Pleads No Contest, Sues City

This takes.....ah.....guts.

Greer, who pleaded no contest to the charges of possession of cocaine and carrying a concealed weapon, as sentenced five and a half years in jail and four years extended supervision on the drugs charge and a nine months concurrent sentence on the weapons charge.

Which means that he did NOT plead "not guilty," right?

Greer, 35, served 18 months in prison on the drug conviction before the appellate court decision released him last summer. The court found that while the officer had a reason to stop and question Greer on June 25, 2004, but didn't have sufficient cause for for an arrest.

Umnnnh. So the cop's learned instincts were absolutely spot-on--but 'learned instincts', even when proven correct, aren't sufficient.

Greer is suing the City of Milwaukee for $80,000 because the 4th District Court of Appeals tossed out his drug convicition.



JesusIsJustAlrightWithMe said...

"Which means that he did NOT plead "not guilty," right?

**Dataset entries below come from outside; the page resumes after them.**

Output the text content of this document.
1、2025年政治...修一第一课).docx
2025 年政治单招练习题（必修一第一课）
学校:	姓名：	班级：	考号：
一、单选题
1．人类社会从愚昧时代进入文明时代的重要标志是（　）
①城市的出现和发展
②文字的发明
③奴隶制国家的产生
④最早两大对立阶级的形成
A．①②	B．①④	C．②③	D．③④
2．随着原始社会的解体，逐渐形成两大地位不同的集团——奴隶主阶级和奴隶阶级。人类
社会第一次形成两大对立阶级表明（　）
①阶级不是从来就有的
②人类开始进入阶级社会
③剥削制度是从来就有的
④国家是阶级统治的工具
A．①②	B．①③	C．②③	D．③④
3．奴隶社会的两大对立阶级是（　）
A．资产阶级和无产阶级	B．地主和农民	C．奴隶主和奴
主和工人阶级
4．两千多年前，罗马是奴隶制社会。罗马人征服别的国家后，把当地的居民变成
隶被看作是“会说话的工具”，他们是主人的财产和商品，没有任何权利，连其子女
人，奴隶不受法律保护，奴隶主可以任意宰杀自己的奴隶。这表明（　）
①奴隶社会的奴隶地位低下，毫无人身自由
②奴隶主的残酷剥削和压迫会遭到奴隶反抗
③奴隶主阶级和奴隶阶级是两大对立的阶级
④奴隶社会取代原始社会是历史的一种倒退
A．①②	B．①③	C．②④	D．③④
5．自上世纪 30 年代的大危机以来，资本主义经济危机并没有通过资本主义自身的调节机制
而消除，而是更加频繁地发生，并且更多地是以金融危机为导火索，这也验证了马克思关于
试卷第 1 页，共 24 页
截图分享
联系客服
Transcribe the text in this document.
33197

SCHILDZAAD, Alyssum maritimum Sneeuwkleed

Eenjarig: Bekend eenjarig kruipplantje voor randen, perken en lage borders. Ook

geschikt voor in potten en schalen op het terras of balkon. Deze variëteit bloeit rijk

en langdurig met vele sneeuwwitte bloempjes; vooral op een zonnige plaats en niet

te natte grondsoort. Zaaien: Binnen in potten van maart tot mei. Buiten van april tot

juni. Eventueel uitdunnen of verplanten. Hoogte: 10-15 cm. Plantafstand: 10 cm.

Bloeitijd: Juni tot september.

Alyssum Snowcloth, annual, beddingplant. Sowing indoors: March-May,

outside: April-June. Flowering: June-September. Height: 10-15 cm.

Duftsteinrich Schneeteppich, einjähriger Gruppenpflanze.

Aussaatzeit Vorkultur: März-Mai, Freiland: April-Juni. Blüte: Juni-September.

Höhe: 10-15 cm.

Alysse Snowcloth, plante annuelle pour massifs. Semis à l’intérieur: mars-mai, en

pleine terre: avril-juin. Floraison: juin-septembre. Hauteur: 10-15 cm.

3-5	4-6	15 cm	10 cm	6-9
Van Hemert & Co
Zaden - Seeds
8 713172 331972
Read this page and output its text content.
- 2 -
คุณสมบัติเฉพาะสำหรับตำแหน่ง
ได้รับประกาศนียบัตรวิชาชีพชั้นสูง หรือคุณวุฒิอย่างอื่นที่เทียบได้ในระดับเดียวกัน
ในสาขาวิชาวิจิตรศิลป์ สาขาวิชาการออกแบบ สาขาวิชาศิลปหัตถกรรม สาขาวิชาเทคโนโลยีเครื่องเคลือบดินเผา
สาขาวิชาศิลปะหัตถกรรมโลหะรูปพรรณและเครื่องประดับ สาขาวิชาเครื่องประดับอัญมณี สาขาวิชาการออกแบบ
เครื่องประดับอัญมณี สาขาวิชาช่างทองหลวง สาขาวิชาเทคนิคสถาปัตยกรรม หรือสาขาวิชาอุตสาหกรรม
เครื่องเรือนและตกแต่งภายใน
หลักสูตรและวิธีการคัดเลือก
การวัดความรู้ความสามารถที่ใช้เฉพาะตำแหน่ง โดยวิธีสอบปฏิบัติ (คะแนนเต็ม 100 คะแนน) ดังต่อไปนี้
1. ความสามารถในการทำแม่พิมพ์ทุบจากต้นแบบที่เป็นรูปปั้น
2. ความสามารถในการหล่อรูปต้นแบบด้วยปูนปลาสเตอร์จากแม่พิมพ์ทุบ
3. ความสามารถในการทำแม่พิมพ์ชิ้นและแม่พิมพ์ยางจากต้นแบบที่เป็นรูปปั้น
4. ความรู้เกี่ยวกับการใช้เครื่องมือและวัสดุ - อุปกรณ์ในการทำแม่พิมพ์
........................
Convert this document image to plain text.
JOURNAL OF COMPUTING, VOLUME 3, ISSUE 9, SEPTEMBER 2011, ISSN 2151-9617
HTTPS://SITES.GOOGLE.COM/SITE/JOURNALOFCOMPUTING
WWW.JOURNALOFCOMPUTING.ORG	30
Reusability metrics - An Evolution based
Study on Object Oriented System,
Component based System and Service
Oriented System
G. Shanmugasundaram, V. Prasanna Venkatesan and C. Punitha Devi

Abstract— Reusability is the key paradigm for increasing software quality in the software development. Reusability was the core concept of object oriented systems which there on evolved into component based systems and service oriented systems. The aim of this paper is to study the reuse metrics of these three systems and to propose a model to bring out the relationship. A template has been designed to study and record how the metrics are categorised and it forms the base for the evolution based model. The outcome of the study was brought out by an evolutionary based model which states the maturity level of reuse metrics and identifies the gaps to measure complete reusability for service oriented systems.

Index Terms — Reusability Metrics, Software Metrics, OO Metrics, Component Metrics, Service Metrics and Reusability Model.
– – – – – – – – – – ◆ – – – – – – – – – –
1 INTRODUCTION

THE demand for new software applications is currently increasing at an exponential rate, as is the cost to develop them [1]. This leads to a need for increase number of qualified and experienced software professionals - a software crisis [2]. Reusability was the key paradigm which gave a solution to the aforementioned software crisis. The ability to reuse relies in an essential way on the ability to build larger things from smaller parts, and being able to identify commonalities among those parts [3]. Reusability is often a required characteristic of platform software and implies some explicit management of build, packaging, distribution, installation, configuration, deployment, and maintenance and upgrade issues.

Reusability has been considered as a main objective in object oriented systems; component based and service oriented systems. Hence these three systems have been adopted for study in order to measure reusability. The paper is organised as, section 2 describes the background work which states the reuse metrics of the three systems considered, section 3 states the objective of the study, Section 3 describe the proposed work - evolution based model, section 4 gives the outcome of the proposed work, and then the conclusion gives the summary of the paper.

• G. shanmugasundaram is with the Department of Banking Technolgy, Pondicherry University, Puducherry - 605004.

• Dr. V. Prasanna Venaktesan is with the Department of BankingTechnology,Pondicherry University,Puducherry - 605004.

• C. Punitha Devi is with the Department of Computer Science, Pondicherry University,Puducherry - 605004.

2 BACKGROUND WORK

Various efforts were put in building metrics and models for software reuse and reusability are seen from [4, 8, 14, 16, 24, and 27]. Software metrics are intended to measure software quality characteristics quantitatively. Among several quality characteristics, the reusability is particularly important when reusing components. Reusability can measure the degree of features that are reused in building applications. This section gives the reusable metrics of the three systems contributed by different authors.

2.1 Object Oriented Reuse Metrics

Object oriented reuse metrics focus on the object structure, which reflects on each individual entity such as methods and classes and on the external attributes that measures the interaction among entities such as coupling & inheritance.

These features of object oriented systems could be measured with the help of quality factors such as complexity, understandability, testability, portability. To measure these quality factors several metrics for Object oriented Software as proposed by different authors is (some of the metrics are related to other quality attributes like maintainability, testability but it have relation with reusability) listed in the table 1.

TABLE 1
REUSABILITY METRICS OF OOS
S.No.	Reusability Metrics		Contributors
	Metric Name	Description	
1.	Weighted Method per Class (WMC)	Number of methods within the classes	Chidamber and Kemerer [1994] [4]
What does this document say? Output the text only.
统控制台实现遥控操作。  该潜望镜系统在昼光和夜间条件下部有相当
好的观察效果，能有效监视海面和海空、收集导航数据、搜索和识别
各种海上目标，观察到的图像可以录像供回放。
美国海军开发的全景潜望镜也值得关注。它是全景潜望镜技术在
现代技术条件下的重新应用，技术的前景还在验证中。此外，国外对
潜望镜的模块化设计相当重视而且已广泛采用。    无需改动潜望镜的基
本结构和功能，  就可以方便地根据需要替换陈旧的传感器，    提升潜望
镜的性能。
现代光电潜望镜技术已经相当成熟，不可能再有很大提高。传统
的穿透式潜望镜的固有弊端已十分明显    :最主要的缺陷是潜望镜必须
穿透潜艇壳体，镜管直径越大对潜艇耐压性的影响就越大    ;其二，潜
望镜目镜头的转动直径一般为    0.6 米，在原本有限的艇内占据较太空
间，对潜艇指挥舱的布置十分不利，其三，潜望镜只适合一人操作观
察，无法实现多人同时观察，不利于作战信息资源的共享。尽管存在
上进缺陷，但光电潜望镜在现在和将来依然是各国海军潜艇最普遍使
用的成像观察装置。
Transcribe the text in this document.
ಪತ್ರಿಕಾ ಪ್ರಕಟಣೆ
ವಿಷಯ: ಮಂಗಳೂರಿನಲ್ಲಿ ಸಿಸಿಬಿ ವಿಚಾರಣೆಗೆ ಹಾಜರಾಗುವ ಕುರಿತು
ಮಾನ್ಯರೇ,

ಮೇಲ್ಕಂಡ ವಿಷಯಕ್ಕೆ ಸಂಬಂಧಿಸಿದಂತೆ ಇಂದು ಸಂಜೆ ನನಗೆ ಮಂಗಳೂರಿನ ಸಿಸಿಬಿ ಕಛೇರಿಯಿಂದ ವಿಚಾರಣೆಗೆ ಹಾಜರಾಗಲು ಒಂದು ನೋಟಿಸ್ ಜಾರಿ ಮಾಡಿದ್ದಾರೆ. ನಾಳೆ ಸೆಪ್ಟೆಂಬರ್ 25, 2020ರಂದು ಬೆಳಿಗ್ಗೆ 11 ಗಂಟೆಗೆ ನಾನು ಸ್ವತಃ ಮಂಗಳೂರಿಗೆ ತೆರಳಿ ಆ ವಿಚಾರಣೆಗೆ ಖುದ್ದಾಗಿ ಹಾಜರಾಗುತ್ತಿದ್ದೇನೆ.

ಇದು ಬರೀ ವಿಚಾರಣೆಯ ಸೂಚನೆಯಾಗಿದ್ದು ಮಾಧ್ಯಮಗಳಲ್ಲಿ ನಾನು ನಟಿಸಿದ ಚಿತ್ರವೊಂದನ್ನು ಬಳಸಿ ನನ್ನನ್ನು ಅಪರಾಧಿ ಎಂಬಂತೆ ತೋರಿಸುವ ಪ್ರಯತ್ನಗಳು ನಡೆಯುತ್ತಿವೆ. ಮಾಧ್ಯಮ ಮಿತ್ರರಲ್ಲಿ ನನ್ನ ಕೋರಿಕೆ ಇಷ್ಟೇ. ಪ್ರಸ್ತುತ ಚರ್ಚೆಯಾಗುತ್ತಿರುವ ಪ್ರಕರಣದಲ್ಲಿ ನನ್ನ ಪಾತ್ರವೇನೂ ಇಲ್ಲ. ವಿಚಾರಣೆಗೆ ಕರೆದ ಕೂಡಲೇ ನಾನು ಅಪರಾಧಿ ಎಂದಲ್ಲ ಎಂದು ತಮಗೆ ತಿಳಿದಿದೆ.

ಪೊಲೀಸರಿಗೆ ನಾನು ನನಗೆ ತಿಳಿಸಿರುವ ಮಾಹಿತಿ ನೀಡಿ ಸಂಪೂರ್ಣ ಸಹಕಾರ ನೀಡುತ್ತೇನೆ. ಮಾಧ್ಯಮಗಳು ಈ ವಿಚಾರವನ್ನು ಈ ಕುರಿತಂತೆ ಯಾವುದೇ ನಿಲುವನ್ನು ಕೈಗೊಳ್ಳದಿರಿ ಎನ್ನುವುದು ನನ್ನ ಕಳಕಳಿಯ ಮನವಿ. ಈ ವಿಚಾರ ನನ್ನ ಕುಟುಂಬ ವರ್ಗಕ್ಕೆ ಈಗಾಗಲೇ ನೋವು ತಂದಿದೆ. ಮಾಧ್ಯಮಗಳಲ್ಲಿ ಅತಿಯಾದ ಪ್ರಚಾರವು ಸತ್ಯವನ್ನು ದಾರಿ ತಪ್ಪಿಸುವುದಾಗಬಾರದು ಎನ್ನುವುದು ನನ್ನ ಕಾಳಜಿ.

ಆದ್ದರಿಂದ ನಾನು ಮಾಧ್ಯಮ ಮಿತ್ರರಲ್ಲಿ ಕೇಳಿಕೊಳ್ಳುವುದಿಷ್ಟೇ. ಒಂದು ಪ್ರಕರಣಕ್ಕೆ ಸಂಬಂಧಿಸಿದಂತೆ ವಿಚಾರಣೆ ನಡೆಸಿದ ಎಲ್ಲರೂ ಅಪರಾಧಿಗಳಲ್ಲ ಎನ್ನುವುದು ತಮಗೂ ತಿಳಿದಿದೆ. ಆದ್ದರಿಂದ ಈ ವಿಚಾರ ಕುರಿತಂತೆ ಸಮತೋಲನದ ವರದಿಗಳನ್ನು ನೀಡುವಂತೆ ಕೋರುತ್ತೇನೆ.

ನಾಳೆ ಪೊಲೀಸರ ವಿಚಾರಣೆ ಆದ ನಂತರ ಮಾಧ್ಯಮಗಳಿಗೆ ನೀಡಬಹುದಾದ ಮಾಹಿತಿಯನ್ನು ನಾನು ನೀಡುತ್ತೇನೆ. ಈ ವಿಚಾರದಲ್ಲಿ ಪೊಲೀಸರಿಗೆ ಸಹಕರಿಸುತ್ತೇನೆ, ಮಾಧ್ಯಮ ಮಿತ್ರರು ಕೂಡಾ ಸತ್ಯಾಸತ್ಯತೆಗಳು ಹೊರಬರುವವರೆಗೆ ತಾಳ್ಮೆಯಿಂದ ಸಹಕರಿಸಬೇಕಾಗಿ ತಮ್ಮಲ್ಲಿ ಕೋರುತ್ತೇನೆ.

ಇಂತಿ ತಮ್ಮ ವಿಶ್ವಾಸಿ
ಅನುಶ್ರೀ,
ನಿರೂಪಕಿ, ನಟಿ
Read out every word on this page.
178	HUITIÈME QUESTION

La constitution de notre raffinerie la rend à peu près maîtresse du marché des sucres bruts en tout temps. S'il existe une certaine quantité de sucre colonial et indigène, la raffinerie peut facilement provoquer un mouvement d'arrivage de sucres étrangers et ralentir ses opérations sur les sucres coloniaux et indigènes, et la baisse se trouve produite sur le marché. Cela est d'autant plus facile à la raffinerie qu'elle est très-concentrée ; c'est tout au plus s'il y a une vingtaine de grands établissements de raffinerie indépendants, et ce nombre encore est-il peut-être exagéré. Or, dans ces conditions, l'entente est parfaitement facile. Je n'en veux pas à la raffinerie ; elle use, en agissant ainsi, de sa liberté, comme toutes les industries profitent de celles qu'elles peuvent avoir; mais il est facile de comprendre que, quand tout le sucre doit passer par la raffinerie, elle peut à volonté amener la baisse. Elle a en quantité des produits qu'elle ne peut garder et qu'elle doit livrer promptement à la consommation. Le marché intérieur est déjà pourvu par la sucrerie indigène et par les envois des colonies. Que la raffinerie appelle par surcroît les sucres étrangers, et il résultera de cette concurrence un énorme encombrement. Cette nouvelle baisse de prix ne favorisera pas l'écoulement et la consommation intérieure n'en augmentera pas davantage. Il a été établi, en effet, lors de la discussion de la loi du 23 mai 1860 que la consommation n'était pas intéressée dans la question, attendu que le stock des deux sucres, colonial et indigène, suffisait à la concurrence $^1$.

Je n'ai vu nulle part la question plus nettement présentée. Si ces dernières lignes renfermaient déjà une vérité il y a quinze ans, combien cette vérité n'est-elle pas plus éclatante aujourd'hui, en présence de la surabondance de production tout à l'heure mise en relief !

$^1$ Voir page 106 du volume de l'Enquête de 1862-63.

That means the dope and the gun were present as alleged, right?"

No, that's not what it means.

Dad29 said...

OK. Here's the Wiki definition:

In criminal trials, and in some common law jurisdictions, it is a plea where the defendant neither admits nor disputes a charge, serving as an alternative to a pleading of guilty or not guilty.

But for most purposes, it has the EFFECT of a 'guilty' plea.

JesusIsJustAlrightWithMe said...

But your statement that he admitted the dope and the gun were there is totally false. He didn't admit that. The difference between a guilty plea and a no contest plea is subtle and unimportant in most instances. But in the specific case you're talking about, the difference in EFFECT is huge, rendering this post wrong.